Generally, the more you pay in premiums the lower your cost-sharing.

Which plan is right for you depends on how much you'll need healthcare in 2019. If you go to doctors frequently to help manage a chronic condition, you likely want a plan with lower copays and deductibles. If you're pretty healthy, you may be better off signing up for a plan with lower premiums but higher costs when you use your insurance.

Of course, it's a gamble, because you never know what's going to happen, Fredericks says. When it comes to bronze plans, Fredericks' advice: "Caveat emptor." (Buyer beware.) Once you sign up for a level of coverage, you are locked into that level for the year. If you choose a bronze plan and discover you need surgery, you can't change to a plan with a lower deductible.

Health insurers also offer plans outside the marketplace that have a variety of benefit choices.

8. All health plans must cover 10 essential benefits

The health plans, no matter the level, must provide some coverage for at least 10 essential benefits. They are:

  • Outpatient care including chronic disease management
  • Emergency care
  • Hospitalization
  • Pregnancy and newborn care
  • Mental health and substance abuse services
  • Prescription drugs
  • Rehabilitation services and devices
  • Lab tests
  • Preventive and wellness services
  • Dental and vision care for children

The level of coverage for these services can vary. All the plans in the marketplace must provide consumers with a brief, understandable description of what they cover and how their plan works. The Summary of Benefits and Coverage (SBC) must be posted on the plan's website. Check out the SBCs for the different plans you are considering. This is a good way to compare plans and benefits.
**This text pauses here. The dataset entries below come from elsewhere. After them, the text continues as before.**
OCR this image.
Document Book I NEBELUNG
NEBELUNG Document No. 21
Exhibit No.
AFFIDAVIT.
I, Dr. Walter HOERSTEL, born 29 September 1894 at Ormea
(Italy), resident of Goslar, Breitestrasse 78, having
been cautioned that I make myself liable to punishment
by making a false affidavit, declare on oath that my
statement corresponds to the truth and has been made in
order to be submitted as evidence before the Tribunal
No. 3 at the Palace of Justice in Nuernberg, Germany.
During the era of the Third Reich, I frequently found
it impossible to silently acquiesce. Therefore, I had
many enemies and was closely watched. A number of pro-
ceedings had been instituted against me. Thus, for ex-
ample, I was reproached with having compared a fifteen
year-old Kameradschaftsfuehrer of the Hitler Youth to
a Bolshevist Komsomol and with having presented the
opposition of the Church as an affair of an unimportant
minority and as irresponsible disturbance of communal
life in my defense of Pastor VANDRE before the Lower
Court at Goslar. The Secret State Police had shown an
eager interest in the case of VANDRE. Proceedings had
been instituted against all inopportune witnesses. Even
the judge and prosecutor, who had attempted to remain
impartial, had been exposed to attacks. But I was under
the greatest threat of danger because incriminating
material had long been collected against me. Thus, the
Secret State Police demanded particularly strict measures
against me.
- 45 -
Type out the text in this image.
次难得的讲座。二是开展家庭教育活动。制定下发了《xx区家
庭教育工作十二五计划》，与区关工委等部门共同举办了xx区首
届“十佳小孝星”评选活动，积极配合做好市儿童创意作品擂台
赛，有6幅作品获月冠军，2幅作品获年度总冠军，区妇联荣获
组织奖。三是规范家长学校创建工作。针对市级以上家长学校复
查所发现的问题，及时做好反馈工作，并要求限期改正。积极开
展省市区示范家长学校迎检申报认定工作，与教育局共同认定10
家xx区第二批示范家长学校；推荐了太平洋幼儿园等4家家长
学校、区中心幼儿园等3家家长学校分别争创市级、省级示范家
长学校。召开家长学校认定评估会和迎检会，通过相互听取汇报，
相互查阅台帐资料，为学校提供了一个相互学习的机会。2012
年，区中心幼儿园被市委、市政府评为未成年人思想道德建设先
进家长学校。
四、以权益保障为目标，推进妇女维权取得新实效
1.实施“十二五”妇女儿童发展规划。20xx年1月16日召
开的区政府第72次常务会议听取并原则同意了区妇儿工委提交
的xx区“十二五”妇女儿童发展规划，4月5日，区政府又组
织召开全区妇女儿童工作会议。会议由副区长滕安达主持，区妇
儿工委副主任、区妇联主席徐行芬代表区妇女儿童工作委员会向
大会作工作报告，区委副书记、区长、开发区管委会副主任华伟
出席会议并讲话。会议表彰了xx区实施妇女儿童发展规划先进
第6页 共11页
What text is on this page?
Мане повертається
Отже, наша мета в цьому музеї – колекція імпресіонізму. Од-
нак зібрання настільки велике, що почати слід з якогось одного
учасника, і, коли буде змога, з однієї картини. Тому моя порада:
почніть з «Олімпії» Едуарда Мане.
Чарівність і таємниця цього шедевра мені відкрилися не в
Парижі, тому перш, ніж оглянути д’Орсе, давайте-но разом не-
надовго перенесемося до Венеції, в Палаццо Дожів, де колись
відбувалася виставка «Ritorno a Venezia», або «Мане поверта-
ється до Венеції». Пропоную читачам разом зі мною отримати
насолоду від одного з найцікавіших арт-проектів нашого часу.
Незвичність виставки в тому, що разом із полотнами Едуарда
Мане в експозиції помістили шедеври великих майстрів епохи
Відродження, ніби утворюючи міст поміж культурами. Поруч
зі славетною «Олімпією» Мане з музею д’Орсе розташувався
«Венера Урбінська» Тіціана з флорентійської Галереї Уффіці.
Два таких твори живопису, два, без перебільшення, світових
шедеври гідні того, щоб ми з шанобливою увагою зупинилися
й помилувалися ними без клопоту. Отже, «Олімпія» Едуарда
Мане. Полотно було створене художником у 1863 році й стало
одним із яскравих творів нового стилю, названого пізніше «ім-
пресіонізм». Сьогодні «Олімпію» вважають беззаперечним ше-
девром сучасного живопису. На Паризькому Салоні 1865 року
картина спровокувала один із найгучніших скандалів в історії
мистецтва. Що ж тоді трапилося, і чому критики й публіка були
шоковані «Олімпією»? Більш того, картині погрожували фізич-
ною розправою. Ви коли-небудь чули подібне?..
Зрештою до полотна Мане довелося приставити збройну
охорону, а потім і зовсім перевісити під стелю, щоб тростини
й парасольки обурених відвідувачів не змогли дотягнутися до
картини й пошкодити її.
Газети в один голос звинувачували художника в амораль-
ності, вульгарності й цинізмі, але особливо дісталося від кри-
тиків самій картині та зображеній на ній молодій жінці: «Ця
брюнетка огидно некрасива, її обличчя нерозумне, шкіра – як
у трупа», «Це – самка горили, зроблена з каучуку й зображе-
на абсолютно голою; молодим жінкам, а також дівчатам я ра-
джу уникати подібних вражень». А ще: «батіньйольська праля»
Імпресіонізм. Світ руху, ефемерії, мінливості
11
9. Your family size and income determines your eligibility for tax credits

2018 federal poverty level guidelines (applies to 2019 coverage)

Persons in Household2017 federal poverty level for continental U.S.Premium subsidy threshold (400% of federal poverty level)
1$12,140$48,560
2$16,460$65,840
3$20,780$83,120
4$25,100$100,400
5$29,420$117,680
6$33,740$134,960
7$38,060$152,240
8$42,380$169,520

You may qualify for a premium tax credit which is based on income and family size. To qualify, your family income must fall between 100 and 400 percent of the federal poverty level (FPL).

For 2019 coverage for a family of four, the income bracket would be $25,100 to $100,400 to quality for these credits. (The government uses FPL standards from the previous year to determine eligibility.)

If you qualify, the credits can be applied to your monthly insurance premiums. If your income changes during the year and you no longer qualify for the credits when you file your taxes, you will have to repay.

10. Short-term plans offer low-cost alternative

Americans will have another coverage option in 2019. The Trump administration is opening up short-term health plans to all people. 

The ACA limited short-term plans, also called catastrophic plans, to young people or those who couldn't afford any other coverage. However, the short-term plans will be available to all. 

Short-term plans have low premiums, so you pay little upfront. However, if you need healthcare services, a short-term plan might provide little coverage. In fact, a short-term plan doesn't have to follow the ACA's 10 essential health benefits.

That means they're not required to cover pregnancy and newborn care, prescription drugs and the eight other benefits. You may find a short-term plan that covers some or all of those benefits. Those plans will likely cost more than a regular bare-bones short-term plan. 

A short-term plan will likely have fewer out-of-pocket protections. If you go with a short-term plan, you have to hope for a healthy year or you might wind up with large health bills.

Short-term plans are technically not considered health insurance, but they are an alternative if you find other coverage is too expensive. 

One last piece about short-term plans: you can now keep a short-term plan for a year and renew them twice. In effect, that means short-term plans can now last three years. These extensions from previous regulations gives short-term plans a more even playing with regular health insurance. However, beware of short-term plan limitations before deciding on one of those plans.